Kouřimská, Lenka, Sabolová, Monika, Horčička, Pavel, Rys, Stanislav, Božik, Matěj
Journal of cereal science 2018 v.84 pp. 44-48
Avena nuda, cardiovascular diseases, cultivars, fatty acid composition, human nutrition, linoleic acid, lipid content, new variety, nutritive value, oats, oils, oleic acid, palmitic acid, protein content, starch
Oat is a cereal with a long history of cultivation and great importance in human nutrition, not only because of its starch and protein content, but also because of its substantial fat content with a relatively high proportion of unsaturated fatty acids.

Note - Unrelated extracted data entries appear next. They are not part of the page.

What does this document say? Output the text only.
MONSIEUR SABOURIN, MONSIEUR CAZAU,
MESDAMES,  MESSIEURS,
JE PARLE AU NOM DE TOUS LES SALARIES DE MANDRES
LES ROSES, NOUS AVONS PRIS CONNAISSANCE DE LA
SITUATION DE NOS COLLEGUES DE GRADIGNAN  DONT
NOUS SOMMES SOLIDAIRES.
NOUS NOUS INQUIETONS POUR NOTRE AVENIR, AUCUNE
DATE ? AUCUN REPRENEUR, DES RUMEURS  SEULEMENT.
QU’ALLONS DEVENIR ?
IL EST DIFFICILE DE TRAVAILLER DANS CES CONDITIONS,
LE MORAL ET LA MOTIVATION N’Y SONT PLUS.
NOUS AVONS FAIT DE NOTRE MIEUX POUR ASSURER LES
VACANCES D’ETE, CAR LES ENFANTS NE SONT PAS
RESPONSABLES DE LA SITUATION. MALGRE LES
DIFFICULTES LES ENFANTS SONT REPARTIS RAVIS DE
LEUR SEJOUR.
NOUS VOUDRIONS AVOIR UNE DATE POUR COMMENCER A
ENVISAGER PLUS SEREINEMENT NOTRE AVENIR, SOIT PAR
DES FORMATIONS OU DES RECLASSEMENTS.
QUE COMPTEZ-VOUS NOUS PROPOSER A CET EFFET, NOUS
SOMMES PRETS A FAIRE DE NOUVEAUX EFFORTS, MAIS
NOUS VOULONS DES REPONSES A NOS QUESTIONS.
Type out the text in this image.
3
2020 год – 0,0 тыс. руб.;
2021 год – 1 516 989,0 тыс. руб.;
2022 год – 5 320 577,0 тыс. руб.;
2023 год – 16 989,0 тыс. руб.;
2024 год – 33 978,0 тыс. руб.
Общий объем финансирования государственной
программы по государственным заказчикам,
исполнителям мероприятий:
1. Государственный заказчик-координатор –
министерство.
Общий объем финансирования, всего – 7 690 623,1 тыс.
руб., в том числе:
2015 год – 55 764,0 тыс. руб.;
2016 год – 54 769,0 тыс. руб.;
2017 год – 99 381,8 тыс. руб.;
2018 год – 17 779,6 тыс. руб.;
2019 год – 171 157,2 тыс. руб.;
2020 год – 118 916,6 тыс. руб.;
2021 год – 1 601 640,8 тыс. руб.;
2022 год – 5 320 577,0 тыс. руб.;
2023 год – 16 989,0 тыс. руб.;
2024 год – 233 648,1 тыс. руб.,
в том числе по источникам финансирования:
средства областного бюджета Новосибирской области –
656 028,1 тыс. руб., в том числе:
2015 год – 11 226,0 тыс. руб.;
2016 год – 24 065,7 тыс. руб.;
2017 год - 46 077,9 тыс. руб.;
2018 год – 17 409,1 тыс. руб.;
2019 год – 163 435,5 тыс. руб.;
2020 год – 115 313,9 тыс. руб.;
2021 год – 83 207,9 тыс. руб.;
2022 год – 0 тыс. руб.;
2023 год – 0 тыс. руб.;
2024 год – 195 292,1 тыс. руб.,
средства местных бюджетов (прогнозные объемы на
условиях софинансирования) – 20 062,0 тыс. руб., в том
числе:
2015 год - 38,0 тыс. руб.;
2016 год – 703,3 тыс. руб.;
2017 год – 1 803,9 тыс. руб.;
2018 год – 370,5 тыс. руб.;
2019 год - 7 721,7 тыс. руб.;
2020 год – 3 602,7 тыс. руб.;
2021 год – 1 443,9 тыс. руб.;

The fat content, fatty acid composition, and nutritional value of six new oat cultivars were evaluated. Total fat content ranged from 2.9 g/100 g (Korok) to 6.1 g/100 g of sample (Kamil). Naked oat cultivars had significantly higher fat content than hulled oat cultivars (p < 0.0001). The most abundant fatty acids in all tested oat cultivars were linoleic (34.6–38.2%), oleic (30.7–32.2%), and palmitic acid (21.4–22.7%). Naked cultivars had significantly higher amounts of linoleic (pyellow = 0.0125, pblack = 0.0472) and lower amounts of palmitic acid (pyellow = 0.0019, pblack = 0.0031) than hulled oat cultivars. All analysed oat samples had low atherogenic (0.17–0.19) and thrombogenic indices (0.30–0.34). These findings indicate that the tested new cultivars could be a good source of nutritionally valuable oil that plays an important role in the prevention of cardiovascular diseases.